Skip to main content



Goodson v. Ancient Accepted Scottish Rite (Inc.)

A-1064-99T1 (N.J. Super. App. Div. 2000) (Unpublished)

CONTRACTS; COUNTEROFFERS—When a party says it “can not” accept an offer because of a particular objectionable provision, the response does not constitute a counteroffer which can be accepted merely by deleting the objectionable provision.

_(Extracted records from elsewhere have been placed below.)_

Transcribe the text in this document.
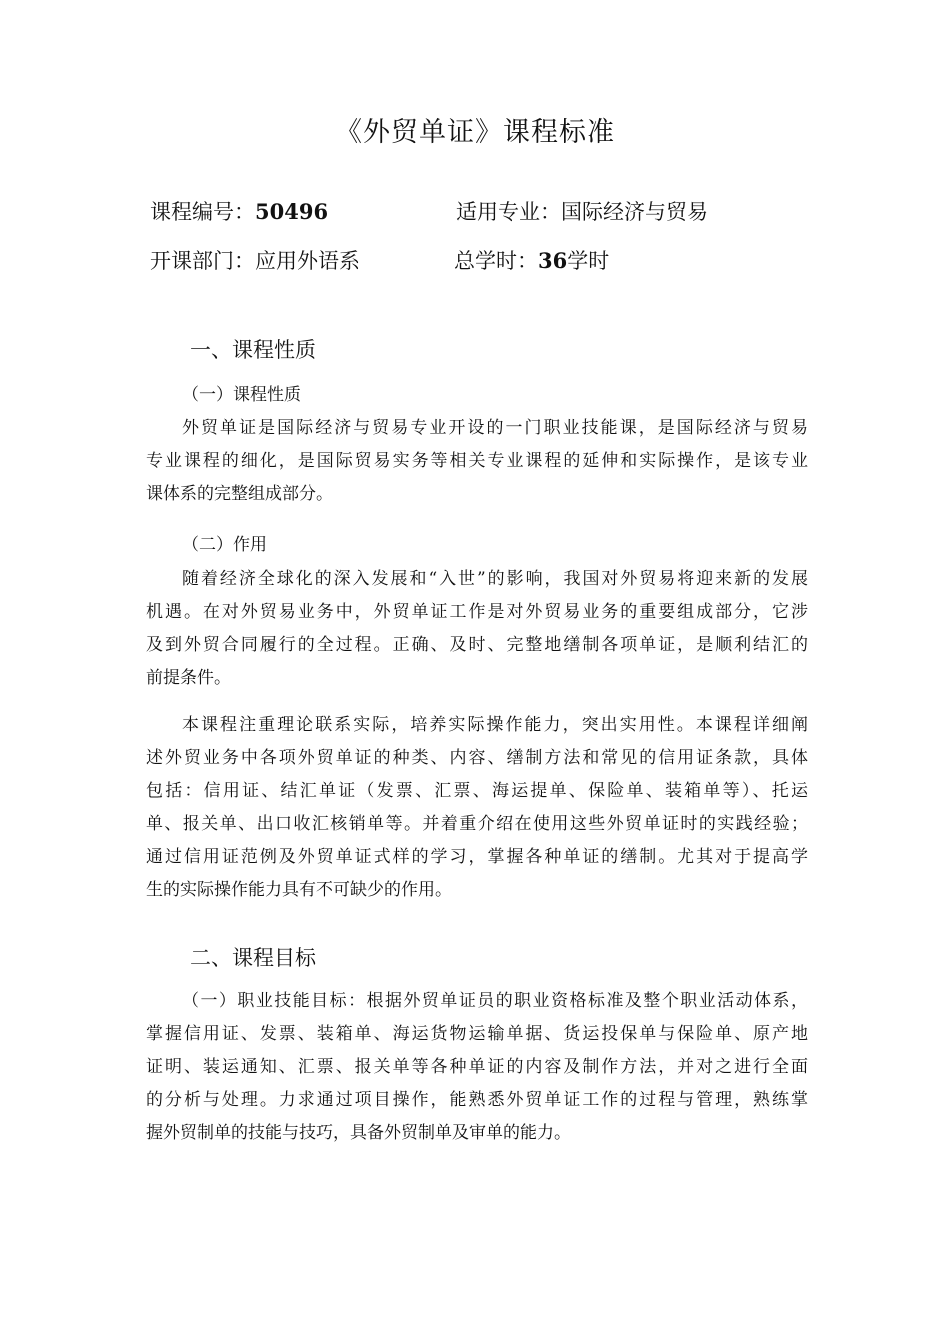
《外贸单证》课程标准
课程编号：50496	适用专业：国际经济与贸易
开课部门：应用外语系	总学时：36学时
一、课程性质
（一）课程性质
外贸单证是国际经济与贸易专业开设的一门职业技能课，是国际经济与贸易
专业课程的细化，是国际贸易实务等相关专业课程的延伸和实际操作，是该专业
课体系的完整组成部分。
（二）作用
随着经济全球化的深入发展和“入世”的影响，我国对外贸易将迎来新的发展
机遇。在对外贸易业务中，外贸单证工作是对外贸易业务的重要组成部分，它涉
及到外贸合同履行的全过程。正确、及时、完整地缮制各项单证，是顺利结汇的
前提条件。
本课程注重理论联系实际，培养实际操作能力，突出实用性。本课程详细阐
述外贸业务中各项外贸单证的种类、内容、缮制方法和常见的信用证条款，具体
包括：信用证、结汇单证（发票、汇票、海运提单、保险单、装箱单等）、托运
单、报关单、出口收汇核销单等。并着重介绍在使用这些外贸单证时的实践经验；
通过信用证范例及外贸单证式样的学习，掌握各种单证的缮制。尤其对于提高学
生的实际操作能力具有不可缺少的作用。
二、课程目标
（一）职业技能目标：根据外贸单证员的职业资格标准及整个职业活动体系，
掌握信用证、发票、装箱单、海运货物运输单据、货运投保单与保险单、原产地
证明、装运通知、汇票、报关单等各种单证的内容及制作方法，并对之进行全面
的分析与处理。力求通过项目操作，能熟悉外贸单证工作的过程与管理，熟练掌
握外贸制单的技能与技巧，具备外贸制单及审单的能力。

An offer to buy a piece of property was transmitted to the seller through a broker. The attorney for the seller responded “that the Trustees would like to accept the offer from [the buyer] for $3,600,000, but can not do so because of Section 14 which must be amended or eliminated.” The buyer wanted the Court to treat this response as a counteroffer. The Court, however, held that when the Seller said that it “can not” accept the offer, the statement only constituted an expression of interest in entering into the contract if the brokers were able to resolve their dispute concerning entitlement to commissions for the transaction. Further, even if the communication of this resolution could have been viewed as a counteroffer, there was no evidence that the buyer communicated an unqualified acceptance of the essential condition of the alleged counteroffer, that is, either the elimination or the amendment, in a form satisfactory to the seller, of the contract clause at issue. Even though the buyer indicated that it was amenable to amending of that section, the buyer’s resolution stated that the only form of amendment acceptable to it was one that eliminated its exposure to multiple claims for the brokerage commission. It was clear to the Court that the dispute regarding the broker’s commission (which was implicated by Section 14) was not resolved prior to the time that the seller entered into a contract with another buyer.